Visualising Resilience: Aesthetic Narratives and Community-Driven Conservation of Jami Mosque of Mentok, Indonesia
DOI:
https://doi.org/10.5755/j01.sace.39.1.42753Keywords:
adaptive design thinking, Global South heritage, Jami Mosque of Mentok, participatory conservation, Pictorial Narrative Mapping (PNM)Abstract
Future resilience in heritage‑rich urban environments requires approaches that integrate cultural continuity, community agency, and adaptive design thinking. Situated within the Global South, where colonial legacies, rapid urban change, and community‑led heritage practices intersect, this study critically examines how aesthetic narratives can catalyze participatory heritage conservation. The focus is the Jami Mosque of Mentok—a religious and cultural landmark in West Bangka Regency—positioned within the 2025–2029 Cultural Advancement Strategy (CAS).
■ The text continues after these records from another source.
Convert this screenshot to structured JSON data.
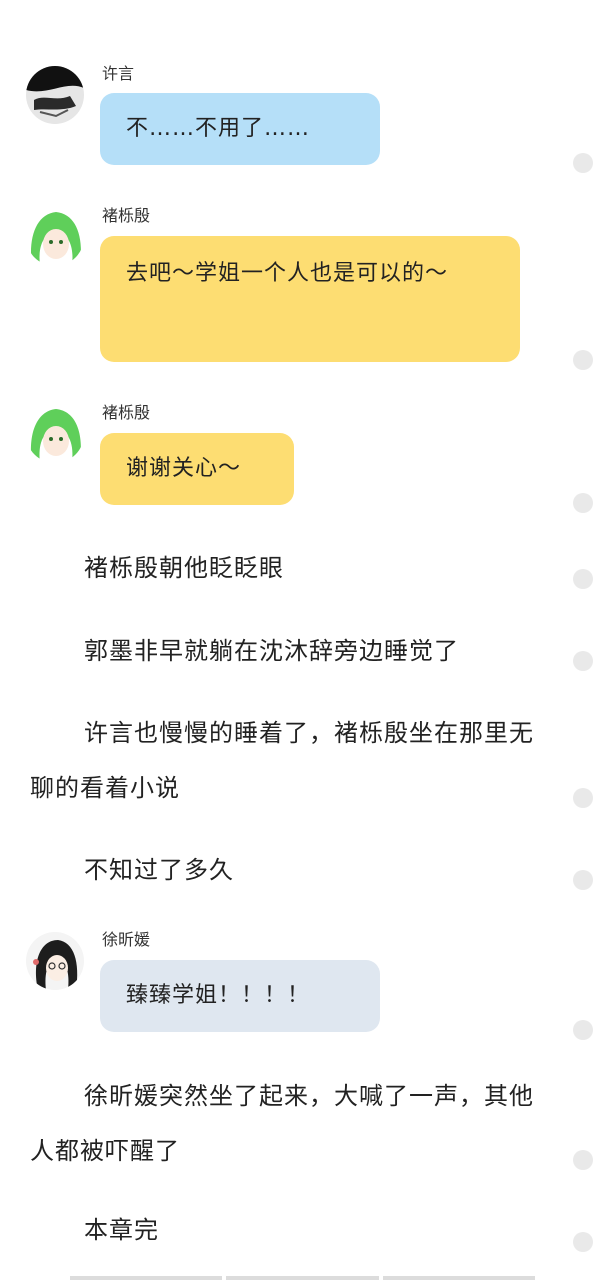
{
  "messages": [
    {
      "name": "许言",
      "text": "不……不用了……",
      "avatar_icon": "black-white-portrait"
    },
    {
      "name": "褚栎殷",
      "text": "去吧～学姐一个人也是可以的～",
      "avatar_icon": "green-hair-anime-portrait"
    },
    {
      "name": "褚栎殷",
      "text": "谢谢关心～",
      "avatar_icon": "green-hair-anime-portrait"
    },
    {
      "name": "徐昕媛",
      "text": "臻臻学姐！！！！",
      "avatar_icon": "dark-hair-glasses-portrait"
    }
  ],
  "paragraphs": [
    "褚栎殷朝他眨眨眼",
    "郭墨非早就躺在沈沐辞旁边睡觉了",
    "许言也慢慢的睡着了，褚栎殷坐在那里无聊的看着小说",
    "不知过了多久",
    "徐昕媛突然坐了起来，大喊了一声，其他人都被吓醒了",
    "本章完"
  ],
  "colors": {
    "bubble_blue": "#b5dff8",
    "bubble_yellow": "#fddd72",
    "bubble_gray": "#dfe7f0",
    "comment_dot": "#e9e9e9"
  }
}
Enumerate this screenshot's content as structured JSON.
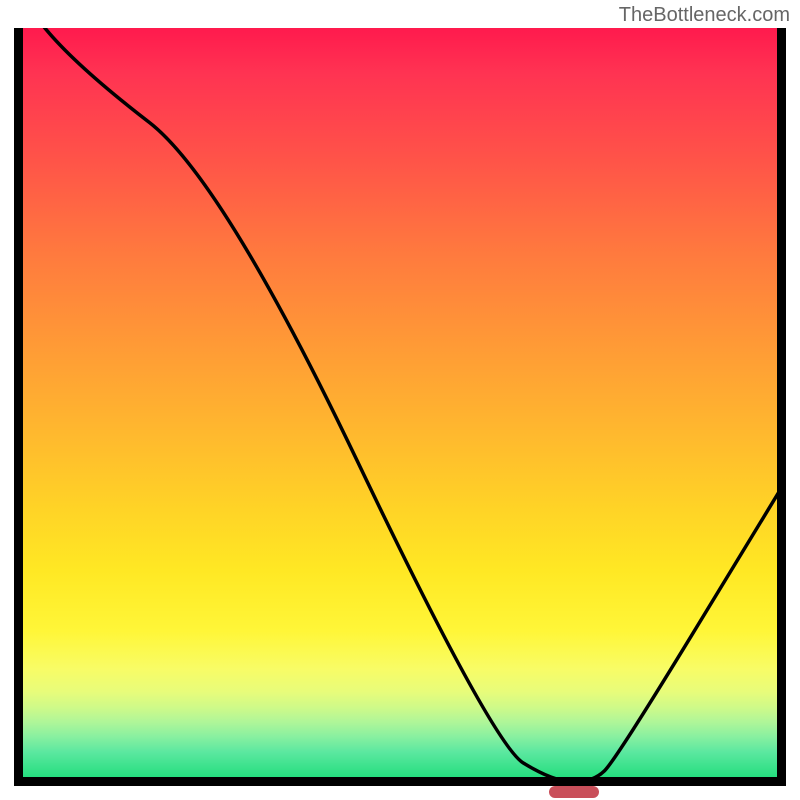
{
  "watermark": "TheBottleneck.com",
  "chart_data": {
    "type": "line",
    "title": "",
    "xlabel": "",
    "ylabel": "",
    "xlim": [
      0,
      100
    ],
    "ylim": [
      0,
      100
    ],
    "series": [
      {
        "name": "bottleneck-curve",
        "x": [
          0,
          8,
          27,
          62,
          70,
          75,
          78,
          100
        ],
        "values": [
          105,
          95,
          80,
          5,
          0,
          0,
          3,
          40
        ]
      }
    ],
    "marker": {
      "name": "optimal-zone",
      "x_center": 72.5,
      "y": 0,
      "width_pct": 6.5,
      "color": "#c94f5a"
    },
    "gradient_scale": {
      "description": "vertical background gradient, red(top)=high bottleneck, green(bottom)=low bottleneck",
      "stops": [
        {
          "pct": 0,
          "color": "#ff1a4d"
        },
        {
          "pct": 50,
          "color": "#ffb92e"
        },
        {
          "pct": 80,
          "color": "#fff638"
        },
        {
          "pct": 100,
          "color": "#1adc78"
        }
      ]
    }
  }
}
This study not only reconstructs the heritage narratives of the Jami Mosque of Mentok but also critically situates them within a comparative framework of Western heritage theories and Global South praxis, highlighting the tensions and adaptations that emerge. Historically and architecturally significant, the mosque also functions as a living space for the spiritual and social life of the local Malay community, embodying a cultural sign that articulates the semiotics of tawḥīd (Islamic principle of divine unity) in its spatial and symbolic fabric. Building on this significance, the research employs an interdisciplinary qualitative approach using Pictorial Narrative Mapping (PNM) as a qualitative visual tool that combines community storytelling with diagrammatic representation to trace spatial memory and symbolic meaning. Findings indicate that participatory conservation fosters collective ownership and transmits values across generations, reinforcing cultural identity as a foundation for resilience. Field evidence from the Jami Mosque of Mentok shows how locally embedded practices both affirm and extend Western semiotic frameworks, reframing them through a Global South perspective. The study positions the mosque as a pilot project for sustainable cultural policy through formal heritage designation, digital documentation, scholarly engagement with colonial‑era Malay architecture, and educational religious tourism. By integrating narrative, participatory, and visual strategies, this research offers a transferable model for heritage policy that is responsive to social change and technological innovation, aligning with global discussions on resilient, inclusive, and citizen‑driven urban futures.